Ms Trott, 83, who has lived in the area her entire life, said that the park used to be a desegregated haven for everyone and had been the venue for countless wedding receptions, funerals and birthday parties.
She added that the park, particularly a bathroom that had been there for decades, had been allowed to crumble and become an eyesore.
Ms Trott said: “Sometimes it brings back a tear because in my younger days – when I was maybe ten or 11 years old – I was up there washing dishes for people.”
“It pains me every time I enter that property, go to the top of that hill and look at that place.”
She added: “It’s devastating – the roof’s gone, everything’s gone.
“It’s an eyesore and it’s devastating to a lot of us who grew up there.”
Ms Trott, the daughter of former MP Wesley LeRoy Tucker, grew up in Spanish Point with two younger brothers, Wesley Myer Tucker and Gilbert Tucker.
She said that Admiralty Park had become the “centrepiece” of the Spanish Point area and was popular because of its striking view of North Shore.
Ms Trott added: “When people got married and left the church, they would come up to Admiralty House and have their wedding reception.
“When children had their birthdays the family would go up to Admiralty House because there was plenty of space for them to run and have a good time.”
Ms Trott said: “My mother was in charge of a charity – the Sunshine League – at that time and she would have tea parties up there raising money for the Sunshine League.
“In those days, we didn’t use paper plates or plastic plates – we had china plates and that meant we children had to wash all the dishes after those parties.”
Ms Trott added that Admiralty House was also one of the few desegregated parks on the island.
She said: “When I was growing up as a young girl there were a lot of places where we as Black people could not go, so Admiralty House was a space for White and Black people.
“Anybody could go up there. There was no discrimination up there at all and it was great for Black people because more of them went up there.

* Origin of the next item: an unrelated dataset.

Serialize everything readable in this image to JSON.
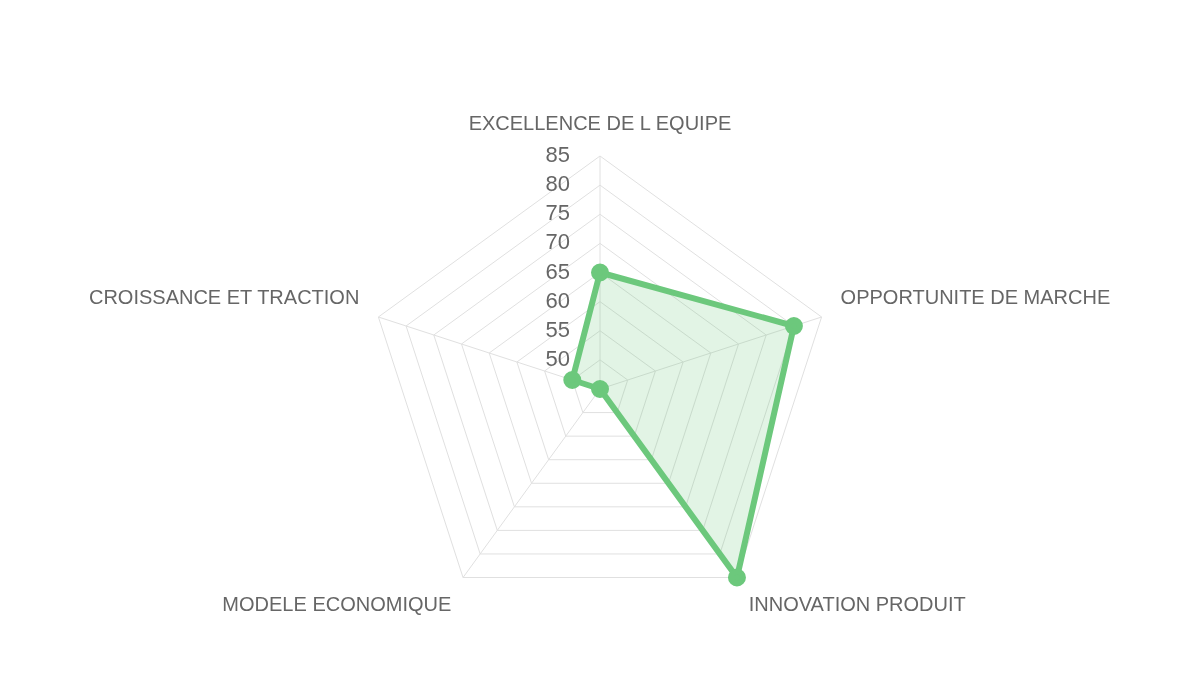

“There were never any problems, nobody had to call the police and everybody knew how to behave back then.”
Ms Trott added: “You’d meet all kinds of people from one end of the island to the other. They’d be swimming or attending functions. It was a very healthy time for us up there.
“It really was a very good space – and to be honest it’s a real miss.”

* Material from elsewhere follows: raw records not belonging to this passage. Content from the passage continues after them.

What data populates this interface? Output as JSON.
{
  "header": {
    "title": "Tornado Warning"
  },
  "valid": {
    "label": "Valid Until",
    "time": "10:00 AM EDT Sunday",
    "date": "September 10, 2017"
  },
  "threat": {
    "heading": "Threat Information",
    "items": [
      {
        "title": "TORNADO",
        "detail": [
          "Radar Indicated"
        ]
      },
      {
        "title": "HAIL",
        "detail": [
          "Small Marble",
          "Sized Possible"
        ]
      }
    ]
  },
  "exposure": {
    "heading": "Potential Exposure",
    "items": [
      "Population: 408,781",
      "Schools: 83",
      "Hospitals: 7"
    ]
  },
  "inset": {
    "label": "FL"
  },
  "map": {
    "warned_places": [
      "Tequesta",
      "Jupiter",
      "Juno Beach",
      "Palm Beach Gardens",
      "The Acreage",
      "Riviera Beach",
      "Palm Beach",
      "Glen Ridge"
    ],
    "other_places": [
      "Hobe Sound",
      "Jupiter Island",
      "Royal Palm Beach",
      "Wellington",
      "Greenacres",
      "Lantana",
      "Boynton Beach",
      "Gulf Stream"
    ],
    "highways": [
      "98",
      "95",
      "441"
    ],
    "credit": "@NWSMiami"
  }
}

Ms Trott said that she started to notice a decline in the park around the 1980s when repairs appeared to have halted.
She explained: “I must have been like 40 or 45 when I noticed that the windows started to go and the roof started to cave in.

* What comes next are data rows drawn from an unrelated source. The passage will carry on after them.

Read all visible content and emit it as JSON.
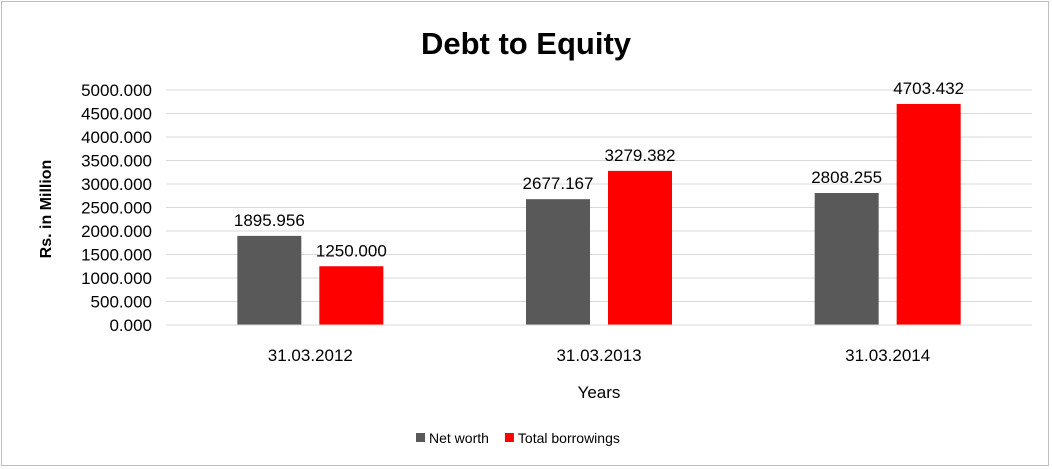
{
  "chart_data": {
    "type": "bar",
    "title": "Debt to Equity",
    "xlabel": "Years",
    "ylabel": "Rs. in Million",
    "categories": [
      "31.03.2012",
      "31.03.2013",
      "31.03.2014"
    ],
    "series": [
      {
        "name": "Net worth",
        "values": [
          1895.956,
          2677.167,
          2808.255
        ],
        "labels": [
          "1895.956",
          "2677.167",
          "2808.255"
        ],
        "color": "#595959"
      },
      {
        "name": "Total borrowings",
        "values": [
          1250.0,
          3279.382,
          4703.432
        ],
        "labels": [
          "1250.000",
          "3279.382",
          "4703.432"
        ],
        "color": "#ff0000"
      }
    ],
    "ylim": [
      0,
      5000
    ],
    "yticks": [
      "0.000",
      "500.000",
      "1000.000",
      "1500.000",
      "2000.000",
      "2500.000",
      "3000.000",
      "3500.000",
      "4000.000",
      "4500.000",
      "5000.000"
    ],
    "grid": true,
    "legend_position": "bottom",
    "gridline_color": "#d9d9d9"
  }
}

“Eventually, the Government had to put up a barricade around the whole building.”
Ms Trott added: “When I walk the dogs, I would walk all the way to the back of the building and all around the veranda, or I went and took the dogs down to the waterside.
“But it got to the point where I couldn’t do that any more – it became very dangerous because everything was falling down.”
Ms Trott appealed to the Government to refurbish the area and rent it out for private parties to help pay for renovations.
She said: “In my view the Government has lost a heck of a lot of money not renting it out for different occasions.
“I still can’t figure out why nobody has done anything about it.”
The Ministry of Public Works last year asked for expressions of interest to renovate and run the former Admiralty House ballroom.